Всю эту неделю Пенкроф с помощью Герберта, ловко управлявшегося с иглой, сшивал паруса и работал с таким рвением, что скоро все было готово. На снасти должны были пойти тросы, из которых была сплетена сетка, найденная вместе с оболочкой воздушного шара. Канаты и тросы отличались превосходным качеством, и моряк ими воспользовался. Паруса были обшиты прочными ликтросами; тросов хватило для изготовления фалов, вант, шкотов и прочего такелажа. По совету Пенкрофа Сайрес Смит выточил на токарном станке необходимые блоки. Таким образом, вся оснастка была изготовлена раньше, чем построили бот. Пенкроф даже смастерил флаг, расцветив белый фон красной и синей красками, добытыми из красящих растений, которых на острове было очень много. К тридцати семи звездам, изображающим тридцать семь штатов на флагах американских судов, моряк прибавил тридцать восьмую – звезду «штата Линкольна», ведь он считал, что остров уже присоединен к Американской республике.

– Э, – говаривал он, – если юридически это еще не так, то в душе мы уже давно его присоединили.

А пока флаг не взвился на судне, колонисты под троекратное «ура» подняли его над главным входом в Гранитный дворец.

Тем временем зима подходила к концу, и колонисты надеялись, что и вторая зима пройдет без особых событий, как вдруг в ночь на 11 августа плато Кругозора чуть не подверглось опустошению.

Поселенцы, устав от дневных трудов, спали крепким сном, но около четырех часов утра их разбудил лай Топа.

На этот раз собака не бегала с лаем вокруг колодца, а бросалась на дверь, словно хотела ее выломать. Юп пронзительно вопил.

– Потише, Топ! – крикнул Наб, проснувшийся раньше всех.

Но собака залаяла еще яростнее.

– Что случилось? – спросил Сайрес Смит.

Все наспех оделись и, распахнув окна, посмотрели вниз.

Перед их глазами расстилался снежный покров, чуть белевший в ночной тьме. Колонисты ничего не приметили, но в темноте раздавался странный лай. Было ясно, что на берег вторглись какие-то звери, но их невозможно было разглядеть.

– Что же это за звери? – спросил Пенкроф.

– Волки, ягуары или обезьяны, – ответил Наб.

– Черт возьми!

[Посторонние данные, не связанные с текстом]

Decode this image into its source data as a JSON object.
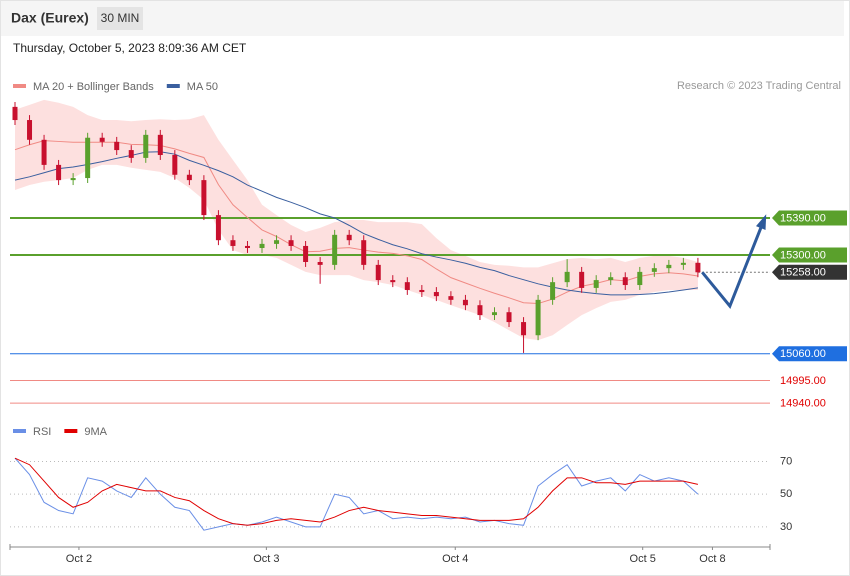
{
  "header": {
    "instrument": "Dax (Eurex)",
    "interval": "30 MIN",
    "timestamp": "Thursday, October 5, 2023 8:09:36 AM CET"
  },
  "chart_data": [
    {
      "type": "candlestick",
      "annotation": "Research © 2023 Trading Central",
      "open": [
        15660,
        15628,
        15580,
        15519,
        15482,
        15487,
        15585,
        15575,
        15555,
        15536,
        15592,
        15543,
        15495,
        15482,
        15397,
        15336,
        15322,
        15317,
        15327,
        15336,
        15322,
        15283,
        15276,
        15349,
        15336,
        15276,
        15239,
        15234,
        15215,
        15210,
        15200,
        15191,
        15178,
        15154,
        15161,
        15137,
        15105,
        15191,
        15234,
        15259,
        15220,
        15239,
        15246,
        15227,
        15259,
        15268,
        15276,
        15281
      ],
      "high": [
        15672,
        15640,
        15592,
        15531,
        15499,
        15597,
        15597,
        15587,
        15567,
        15604,
        15604,
        15555,
        15507,
        15494,
        15409,
        15348,
        15334,
        15339,
        15348,
        15348,
        15334,
        15295,
        15361,
        15361,
        15348,
        15288,
        15251,
        15246,
        15227,
        15222,
        15212,
        15203,
        15190,
        15173,
        15173,
        15149,
        15203,
        15246,
        15290,
        15271,
        15251,
        15258,
        15258,
        15271,
        15280,
        15288,
        15293,
        15293
      ],
      "low": [
        15616,
        15568,
        15507,
        15470,
        15470,
        15475,
        15563,
        15543,
        15524,
        15524,
        15531,
        15483,
        15470,
        15385,
        15324,
        15310,
        15305,
        15305,
        15315,
        15310,
        15271,
        15230,
        15264,
        15324,
        15264,
        15227,
        15222,
        15203,
        15198,
        15188,
        15179,
        15166,
        15142,
        15142,
        15125,
        15062,
        15093,
        15179,
        15222,
        15208,
        15208,
        15227,
        15215,
        15215,
        15247,
        15256,
        15264,
        15246
      ],
      "close": [
        15628,
        15580,
        15519,
        15482,
        15487,
        15585,
        15575,
        15555,
        15536,
        15592,
        15543,
        15495,
        15482,
        15397,
        15336,
        15322,
        15317,
        15327,
        15336,
        15322,
        15283,
        15276,
        15349,
        15336,
        15276,
        15239,
        15234,
        15215,
        15210,
        15200,
        15191,
        15178,
        15154,
        15161,
        15137,
        15105,
        15191,
        15234,
        15259,
        15220,
        15239,
        15246,
        15227,
        15259,
        15268,
        15276,
        15281,
        15258
      ],
      "up_color": "#5aa02c",
      "down_color": "#c8102e",
      "series": [
        {
          "name": "MA 20 + Bollinger Bands",
          "color": "#f08a84",
          "band_color": "#fde0df",
          "values": [
            15556,
            15568,
            15578,
            15576,
            15574,
            15574,
            15574,
            15574,
            15569,
            15568,
            15566,
            15558,
            15547,
            15537,
            15471,
            15422,
            15391,
            15361,
            15345,
            15325,
            15308,
            15309,
            15316,
            15318,
            15312,
            15307,
            15304,
            15298,
            15289,
            15266,
            15245,
            15232,
            15219,
            15207,
            15196,
            15184,
            15182,
            15193,
            15210,
            15224,
            15231,
            15240,
            15237,
            15248,
            15254,
            15257,
            15254,
            15249
          ],
          "upper": [
            15653,
            15665,
            15677,
            15670,
            15660,
            15640,
            15628,
            15628,
            15625,
            15628,
            15630,
            15628,
            15630,
            15640,
            15580,
            15531,
            15482,
            15422,
            15397,
            15373,
            15356,
            15366,
            15380,
            15385,
            15385,
            15380,
            15380,
            15380,
            15375,
            15341,
            15312,
            15298,
            15283,
            15276,
            15274,
            15270,
            15270,
            15280,
            15290,
            15293,
            15290,
            15293,
            15283,
            15293,
            15298,
            15298,
            15293,
            15283
          ],
          "lower": [
            15458,
            15470,
            15478,
            15482,
            15487,
            15507,
            15519,
            15519,
            15512,
            15507,
            15502,
            15487,
            15463,
            15434,
            15361,
            15312,
            15300,
            15300,
            15293,
            15276,
            15259,
            15251,
            15251,
            15251,
            15239,
            15234,
            15227,
            15215,
            15203,
            15191,
            15178,
            15166,
            15154,
            15137,
            15117,
            15098,
            15093,
            15105,
            15130,
            15154,
            15171,
            15186,
            15191,
            15203,
            15210,
            15215,
            15215,
            15215
          ]
        },
        {
          "name": "MA 50",
          "color": "#3a5f9f",
          "values": [
            15482,
            15490,
            15500,
            15510,
            15514,
            15520,
            15527,
            15535,
            15542,
            15550,
            15551,
            15545,
            15530,
            15518,
            15505,
            15490,
            15470,
            15455,
            15440,
            15428,
            15415,
            15400,
            15390,
            15372,
            15352,
            15338,
            15325,
            15315,
            15303,
            15295,
            15288,
            15280,
            15270,
            15262,
            15250,
            15240,
            15230,
            15222,
            15215,
            15210,
            15206,
            15203,
            15203,
            15204,
            15206,
            15210,
            15215,
            15220
          ]
        }
      ],
      "levels": {
        "values": [
          15390,
          15300,
          15258,
          15060,
          14995,
          14940
        ],
        "value_labels": [
          "15390.00",
          "15300.00",
          "15258.00",
          "15060.00",
          "14995.00",
          "14940.00"
        ],
        "colors": [
          "#5aa02c",
          "#5aa02c",
          "#333333",
          "#1f6fe0",
          "#f08a84",
          "#f08a84"
        ],
        "label_colors": [
          "#5aa02c",
          "#5aa02c",
          "#333333",
          "#1f6fe0",
          "#e00000",
          "#e00000"
        ]
      },
      "forecast": {
        "values": [
          15258,
          15176,
          15390
        ],
        "color": "#2d5a9b"
      },
      "ylim": [
        14916,
        15684
      ],
      "xticks": [
        {
          "value": 4.4,
          "label": "Oct 2"
        },
        {
          "value": 17.3,
          "label": "Oct 3"
        },
        {
          "value": 30.3,
          "label": "Oct 4"
        },
        {
          "value": 43.2,
          "label": "Oct 5"
        },
        {
          "value": 48,
          "label": "Oct 8"
        }
      ]
    },
    {
      "type": "line",
      "series": [
        {
          "name": "RSI",
          "color": "#6a8fe6",
          "values": [
            72,
            62,
            45,
            40,
            38,
            60,
            58,
            52,
            48,
            60,
            50,
            42,
            40,
            28,
            30,
            32,
            31,
            33,
            36,
            33,
            30,
            30,
            50,
            48,
            38,
            40,
            35,
            36,
            35,
            36,
            35,
            36,
            33,
            34,
            32,
            31,
            55,
            62,
            68,
            55,
            58,
            60,
            52,
            62,
            58,
            60,
            58,
            50
          ]
        },
        {
          "name": "9MA",
          "color": "#e00000",
          "values": [
            72,
            68,
            58,
            48,
            42,
            45,
            52,
            56,
            54,
            52,
            52,
            48,
            46,
            40,
            35,
            32,
            31,
            32,
            34,
            35,
            34,
            33,
            36,
            40,
            42,
            40,
            39,
            38,
            37,
            37,
            36,
            35,
            34,
            34,
            34,
            35,
            42,
            52,
            60,
            60,
            57,
            57,
            56,
            58,
            58,
            58,
            58,
            56
          ]
        }
      ],
      "ylim": [
        22,
        77
      ],
      "yticks": [
        30,
        50,
        70
      ],
      "grid": true
    }
  ]
}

Как бы они не добрались до плато, – произнес журналист.

– Пропал наш птичник, – воскликнул Герберт, – пропали посевы!..

– Да как же они пробрались сюда? – спросил Пенкроф.

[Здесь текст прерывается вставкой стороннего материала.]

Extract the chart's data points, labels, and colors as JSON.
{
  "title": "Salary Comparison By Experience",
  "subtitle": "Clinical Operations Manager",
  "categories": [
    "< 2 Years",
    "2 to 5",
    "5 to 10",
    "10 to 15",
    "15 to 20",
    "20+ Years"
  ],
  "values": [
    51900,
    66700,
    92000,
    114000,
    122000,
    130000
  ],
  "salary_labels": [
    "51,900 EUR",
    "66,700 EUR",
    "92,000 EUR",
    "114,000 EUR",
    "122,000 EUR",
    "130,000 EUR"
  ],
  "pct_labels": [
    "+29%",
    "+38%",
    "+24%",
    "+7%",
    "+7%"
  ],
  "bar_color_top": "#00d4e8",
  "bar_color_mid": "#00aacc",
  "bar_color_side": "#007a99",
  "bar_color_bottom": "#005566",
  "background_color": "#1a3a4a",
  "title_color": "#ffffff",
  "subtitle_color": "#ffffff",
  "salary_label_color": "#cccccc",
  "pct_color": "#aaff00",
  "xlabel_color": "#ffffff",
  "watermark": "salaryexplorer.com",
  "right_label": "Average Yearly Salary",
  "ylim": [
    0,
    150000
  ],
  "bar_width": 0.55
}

– Вероятно, по мостику, – ответил инженер, – кто-нибудь из нас забыл его поднять.

– Ах да, вспоминаю, я забыл… – сказал Гедеон Спилет.

– Удружили, нечего сказать! – вскипев, воскликнул Пенкроф.

– Что сделано, то сделано, – заметил Сайрес Смит, – подумаем, как нам теперь быть.

Сайрес Смит и его товарищи торопливо обменялись несколькими словами. Всем было ясно, что какие-то неведомые звери перебрались по мостику, вторглись на побережье и что, поднявшись по левому берегу реки Благодарения, они могли добраться до плато Кругозора. Надо было не мешкая прогнать их и, если понадобится, вступить с ними в бой.

– Но что же это за звери? – недоумевали колонисты, а лай между тем становился все громче.

Герберт прислушался и, вздрогнув, вспомнил, что слышал точно такой лай, когда в первый раз побывал у истоков Красного ручья.

– Это стая диких американских собак! – воскликнул юноша.

– Вперед! – крикнул Пенкроф.

И колонисты, вооружившись топорами, карабинами и ружьями, быстро влезли в подъемник и спустились на берег.

Стаи голодных диких собак опасны. И все же колонисты отважно бросились в самую гущу, первые же их выстрелы, молнией сверкнувшие в темноте, заставили врага отступить.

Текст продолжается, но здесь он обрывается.